Dana Deamond, sa vie, son oeuvre, son chien qui tire la gueule

La problématique de l’adhésion au pron passe (pour moi) par la notion de plaisir que prend ou devrait prendre la fille à l’écran. C’est cette illusion fictionnelle qui m’a toujours posé problème dans le porn industriel, tant mon besoin d’authenticité primait sur le reste. Comment pourrais-je prendre mon pied si la fille devant mes yeux est en démonstration, dans un rôle de composition? Je ne pense pas être le seul, loin de là, et cela explique sûrement le succès des quelques vidéos Beautiful Agony disponibles sur les tubes. Ce manque, ce supplément d’âme que je ne retrouvais qu’en #amateur, il était là, sur Twitter. Le décalage discret qui faisait d’elles non plus des poupées de viande mais des personnes aussi réelles que l’étaient les petites amateurs qui faisaient les beaux jours de mes nuits, il tenait là, dans ces tweet anodins. Ce qui me manquait finalement, c’était cette re-érotisation du cul, qui ne pouvait passer que par ce coup d’œil presque voyeur sur les coulisses.

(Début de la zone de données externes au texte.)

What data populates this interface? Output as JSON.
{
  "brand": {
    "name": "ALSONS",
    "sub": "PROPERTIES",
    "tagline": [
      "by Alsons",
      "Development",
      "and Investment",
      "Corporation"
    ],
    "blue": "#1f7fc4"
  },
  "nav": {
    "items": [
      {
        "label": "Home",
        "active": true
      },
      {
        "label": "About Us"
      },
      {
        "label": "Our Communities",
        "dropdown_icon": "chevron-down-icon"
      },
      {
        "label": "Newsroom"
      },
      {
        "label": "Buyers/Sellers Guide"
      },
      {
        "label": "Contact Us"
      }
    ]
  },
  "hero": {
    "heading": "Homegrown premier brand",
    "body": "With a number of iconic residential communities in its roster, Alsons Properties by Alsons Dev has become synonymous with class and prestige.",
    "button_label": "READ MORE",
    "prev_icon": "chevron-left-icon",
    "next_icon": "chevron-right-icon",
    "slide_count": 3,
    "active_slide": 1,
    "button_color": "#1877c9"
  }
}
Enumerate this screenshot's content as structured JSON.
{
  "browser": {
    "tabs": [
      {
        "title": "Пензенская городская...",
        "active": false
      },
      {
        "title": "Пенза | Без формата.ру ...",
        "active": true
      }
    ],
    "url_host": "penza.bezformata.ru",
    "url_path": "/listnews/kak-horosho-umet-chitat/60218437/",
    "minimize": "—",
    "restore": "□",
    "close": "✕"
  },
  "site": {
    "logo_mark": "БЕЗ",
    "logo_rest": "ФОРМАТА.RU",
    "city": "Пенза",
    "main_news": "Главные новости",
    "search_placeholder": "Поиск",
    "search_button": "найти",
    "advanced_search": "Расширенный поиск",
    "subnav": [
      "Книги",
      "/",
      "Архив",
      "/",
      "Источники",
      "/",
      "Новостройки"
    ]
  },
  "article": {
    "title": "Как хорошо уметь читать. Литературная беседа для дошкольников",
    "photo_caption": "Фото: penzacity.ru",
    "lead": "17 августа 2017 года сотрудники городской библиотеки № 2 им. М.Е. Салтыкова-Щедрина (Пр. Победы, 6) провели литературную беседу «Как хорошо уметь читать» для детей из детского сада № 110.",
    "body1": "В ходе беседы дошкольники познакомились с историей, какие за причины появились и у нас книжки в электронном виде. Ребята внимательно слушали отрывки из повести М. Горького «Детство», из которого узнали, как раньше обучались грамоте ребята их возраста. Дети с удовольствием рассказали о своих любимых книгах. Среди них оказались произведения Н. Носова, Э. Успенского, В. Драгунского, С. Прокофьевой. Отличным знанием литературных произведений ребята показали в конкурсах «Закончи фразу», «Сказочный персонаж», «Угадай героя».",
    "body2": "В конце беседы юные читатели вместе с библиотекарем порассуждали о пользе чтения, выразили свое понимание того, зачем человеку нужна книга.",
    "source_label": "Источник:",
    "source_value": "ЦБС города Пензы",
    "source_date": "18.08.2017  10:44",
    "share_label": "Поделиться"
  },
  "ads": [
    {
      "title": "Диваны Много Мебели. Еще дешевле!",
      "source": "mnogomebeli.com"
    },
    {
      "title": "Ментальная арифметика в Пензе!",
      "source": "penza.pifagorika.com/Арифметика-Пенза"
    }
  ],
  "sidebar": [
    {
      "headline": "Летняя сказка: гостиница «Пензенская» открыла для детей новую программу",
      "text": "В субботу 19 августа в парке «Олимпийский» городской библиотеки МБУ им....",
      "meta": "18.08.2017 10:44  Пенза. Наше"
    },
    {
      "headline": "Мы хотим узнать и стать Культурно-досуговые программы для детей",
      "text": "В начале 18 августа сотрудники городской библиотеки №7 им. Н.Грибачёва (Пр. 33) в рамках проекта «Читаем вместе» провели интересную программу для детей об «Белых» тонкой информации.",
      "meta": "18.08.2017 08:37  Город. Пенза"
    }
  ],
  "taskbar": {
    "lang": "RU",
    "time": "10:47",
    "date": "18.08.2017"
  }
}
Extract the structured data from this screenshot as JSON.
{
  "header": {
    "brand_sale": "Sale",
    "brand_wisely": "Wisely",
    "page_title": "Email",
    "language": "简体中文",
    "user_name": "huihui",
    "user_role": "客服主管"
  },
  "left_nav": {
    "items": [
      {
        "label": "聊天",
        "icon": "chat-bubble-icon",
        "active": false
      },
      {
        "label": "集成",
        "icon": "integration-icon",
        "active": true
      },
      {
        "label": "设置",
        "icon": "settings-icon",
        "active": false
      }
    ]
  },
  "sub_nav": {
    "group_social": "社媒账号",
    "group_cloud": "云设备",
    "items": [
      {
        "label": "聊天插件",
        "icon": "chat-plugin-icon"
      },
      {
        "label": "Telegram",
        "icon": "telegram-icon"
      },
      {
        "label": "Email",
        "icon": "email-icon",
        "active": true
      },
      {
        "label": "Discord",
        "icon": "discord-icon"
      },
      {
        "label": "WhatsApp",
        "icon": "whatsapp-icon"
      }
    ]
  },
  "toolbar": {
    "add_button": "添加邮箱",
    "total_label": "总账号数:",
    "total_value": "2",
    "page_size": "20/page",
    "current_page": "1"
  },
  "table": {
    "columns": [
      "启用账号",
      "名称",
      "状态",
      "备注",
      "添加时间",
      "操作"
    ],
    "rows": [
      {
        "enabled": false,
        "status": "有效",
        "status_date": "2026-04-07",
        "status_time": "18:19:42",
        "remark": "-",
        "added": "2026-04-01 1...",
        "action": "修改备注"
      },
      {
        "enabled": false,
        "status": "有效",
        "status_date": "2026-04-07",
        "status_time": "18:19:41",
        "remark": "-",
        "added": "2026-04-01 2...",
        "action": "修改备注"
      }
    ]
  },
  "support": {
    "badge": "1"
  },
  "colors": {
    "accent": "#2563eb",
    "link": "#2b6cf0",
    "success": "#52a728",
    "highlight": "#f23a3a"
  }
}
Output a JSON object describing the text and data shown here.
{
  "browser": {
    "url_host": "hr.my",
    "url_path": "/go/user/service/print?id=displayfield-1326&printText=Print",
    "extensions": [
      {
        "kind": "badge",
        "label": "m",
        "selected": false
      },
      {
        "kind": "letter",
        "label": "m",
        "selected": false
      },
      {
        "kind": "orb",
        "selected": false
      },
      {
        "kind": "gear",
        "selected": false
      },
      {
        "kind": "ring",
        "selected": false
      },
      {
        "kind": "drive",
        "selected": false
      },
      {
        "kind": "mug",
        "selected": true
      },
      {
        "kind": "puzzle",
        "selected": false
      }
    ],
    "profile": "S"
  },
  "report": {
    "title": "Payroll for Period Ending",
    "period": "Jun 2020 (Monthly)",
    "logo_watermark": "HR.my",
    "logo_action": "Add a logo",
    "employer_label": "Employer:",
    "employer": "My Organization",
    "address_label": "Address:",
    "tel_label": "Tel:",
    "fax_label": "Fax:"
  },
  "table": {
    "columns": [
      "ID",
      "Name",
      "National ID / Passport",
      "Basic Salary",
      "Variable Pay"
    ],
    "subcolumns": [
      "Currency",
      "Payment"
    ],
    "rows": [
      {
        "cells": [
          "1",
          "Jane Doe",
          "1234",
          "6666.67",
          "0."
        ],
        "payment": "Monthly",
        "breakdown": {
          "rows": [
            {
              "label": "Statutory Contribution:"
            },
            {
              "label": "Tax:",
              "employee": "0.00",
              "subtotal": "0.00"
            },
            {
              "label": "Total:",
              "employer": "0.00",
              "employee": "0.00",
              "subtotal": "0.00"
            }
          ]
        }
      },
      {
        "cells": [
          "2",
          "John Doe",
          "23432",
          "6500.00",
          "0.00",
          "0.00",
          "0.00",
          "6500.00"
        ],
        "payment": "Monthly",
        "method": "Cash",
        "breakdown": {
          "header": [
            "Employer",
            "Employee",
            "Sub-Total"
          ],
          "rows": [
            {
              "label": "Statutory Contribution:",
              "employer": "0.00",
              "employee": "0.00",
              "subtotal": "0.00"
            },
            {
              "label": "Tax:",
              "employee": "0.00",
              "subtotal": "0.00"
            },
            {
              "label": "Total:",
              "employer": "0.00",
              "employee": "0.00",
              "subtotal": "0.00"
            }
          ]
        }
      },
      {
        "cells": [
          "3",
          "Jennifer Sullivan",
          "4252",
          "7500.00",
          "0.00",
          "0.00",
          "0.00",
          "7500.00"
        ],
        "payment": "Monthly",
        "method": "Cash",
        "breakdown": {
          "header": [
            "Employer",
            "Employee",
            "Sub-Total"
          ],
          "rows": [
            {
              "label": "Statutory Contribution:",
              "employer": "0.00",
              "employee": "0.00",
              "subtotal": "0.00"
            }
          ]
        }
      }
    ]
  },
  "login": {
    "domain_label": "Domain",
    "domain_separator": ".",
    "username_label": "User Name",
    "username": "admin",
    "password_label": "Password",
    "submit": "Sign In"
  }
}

Érotisation de la timeline

Il suffisait d’un rien, j’avais juste besoin qu’on me rassure, qu’on me dise que ce monde clinquant artificiel fait de canapés en cuir blanc et de piscines à bulles n’est rien qu’un décor et que chaque soir, après une dure journée de labour, la petite Kristina Rose rentre chez elle, mange de la junk food et se roule un joint en écoutant MellowHype. J’avais besoin que ce porn graphiquement surchargé mais paradoxalement vide s’incarne, et prenne chair. Ma révolution des années 2k10 s’est jouée là, en 140 caractères, et je ne m’en suis toujours pas remis.